Approach 3: if you're working with an MLP specifically then you could also just list out all its linear layers manually:
mlp = eqx.nn.MLP(...)
where = lambda m: [lin.bias for lin in m.layers]
mlp = tree_at(where, mlp, replace_fn=jnp.zeros_like)
Any one of these approaches is equally fine.
Ultimately I think this kind of model surgery is one of the greatest strengths of Equinox. It takes a little getting used to, but variations on the above pattern allow you to perform almost any kind of adjustment to your model.
I've been trying to experiment with different initialization schemes for MLPs and came across this issue. Is there a simple way to use tree_at
to apply e.g. Lecun initialization to all weights and biases?
Something like:
import equinox as eqx
import jax.random as jr
import jax.tree_util as jtu
from jaxtyping import Array, Float
key = jr.PRNGKey(...)
model = ... # your model
def lecun_init(weight: Float[Array, "out in"], key: jr.PRNGKey) -> Float[Array, "out in"]:
out, in_ = weight.shape
stddev = math.sqrt(1 / in_)
return stddev * jr.truncated_normal(key, lower=-2, upper=2)
is_linear = lambda x: isinstance(x, eqx.nn.Linear)
get_weights = lambda m: [x.weight for x in jtu.tree_leaves(m, is_leaf=is_linear) if is_linear(x)]
weights = get_weights(model)
new_weights = [lecun_init(weight, subkey) for weight, subkey in zip(weights, jr.split(key, len(weights)))]
new_model = eqx.tree_at(get_weights, model, new_weights)
(The jaxtyping annotations are just a nice-to-have, they don't affect runtime.)
Add extra arguments weight_init=..., bias_init=... to eqx.nn.{Linear, Conv, MultiheadAttention, ...}.
May I suggest having instead one init
dict argument. Then passing initializers to nested sublayers could follow the same hierarchy as sublayers.

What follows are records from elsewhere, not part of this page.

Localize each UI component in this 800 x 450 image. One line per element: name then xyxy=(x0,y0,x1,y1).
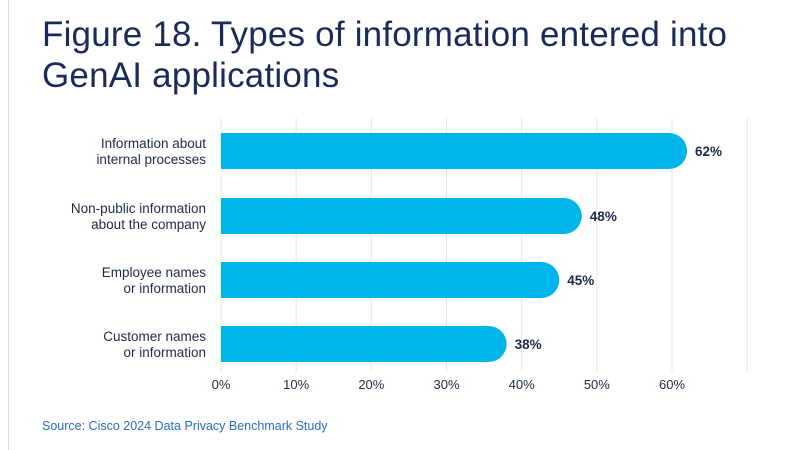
category-label: Employee names xyxy=(102,265,207,280)
bar xyxy=(221,198,582,234)
category-label: Non-public information xyxy=(71,201,206,216)
x-tick-label: 50% xyxy=(584,377,610,392)
category-label: internal processes xyxy=(96,152,206,167)
bar-value-label: 62% xyxy=(695,144,722,159)
title-line-2: GenAI applications xyxy=(42,56,340,95)
bar-value-label: 45% xyxy=(567,273,594,288)
category-label: Customer names xyxy=(103,329,206,344)
category-label: or information xyxy=(123,345,206,360)
bar xyxy=(221,326,507,362)
x-tick-label: 10% xyxy=(283,377,309,392)
bar xyxy=(221,262,560,298)
x-tick-label: 40% xyxy=(509,377,535,392)
bar-value-label: 38% xyxy=(515,337,542,352)
source-note: Source: Cisco 2024 Data Privacy Benchmar… xyxy=(42,419,328,433)
bar-value-label: 48% xyxy=(590,209,617,224)
category-label: or information xyxy=(123,281,206,296)
left-frame-line xyxy=(8,0,9,450)
category-label: Information about xyxy=(101,136,206,151)
x-tick-label: 20% xyxy=(358,377,384,392)
category-label: about the company xyxy=(91,217,206,232)
x-tick-label: 60% xyxy=(659,377,685,392)
bar xyxy=(221,133,688,169)
page-title: Figure 18. Types of information entered … xyxy=(42,14,762,96)
x-tick-label: 30% xyxy=(433,377,459,392)
title-line-1: Figure 18. Types of information entered … xyxy=(42,15,728,54)
x-tick-label: 0% xyxy=(212,377,231,392)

This should have been in #622 but I put it here as this issue is still open.
in jax world, it is all about transformation, with eqx has already done model = some_map(model)
, then the layer init should be layer = eqx.init(layer, key, weight=default_init, bias=default_init)
def init(pytree, key, **kwargs):
for attr, init_method in kwargs.items():
key, init_key = jrandom.split(key)
pytree = eqx.tree_at(
lambda t: getattr(t, attr, None),
pytree,
replace_fn=functools.partial(init_method, key=init_key),
)
return pytree
class MyModule(nn.Module):
proj: nn.Linear
def __init__(self, *, key=None):
self.proj = eqx.init(nn.Linear(in_feat, out_feat), key, weight=xavier_init, bias=optional_default_init) # optional_default_init accepts a None
But how to init large models (might rely on distributed rng behavior, tho) remain open.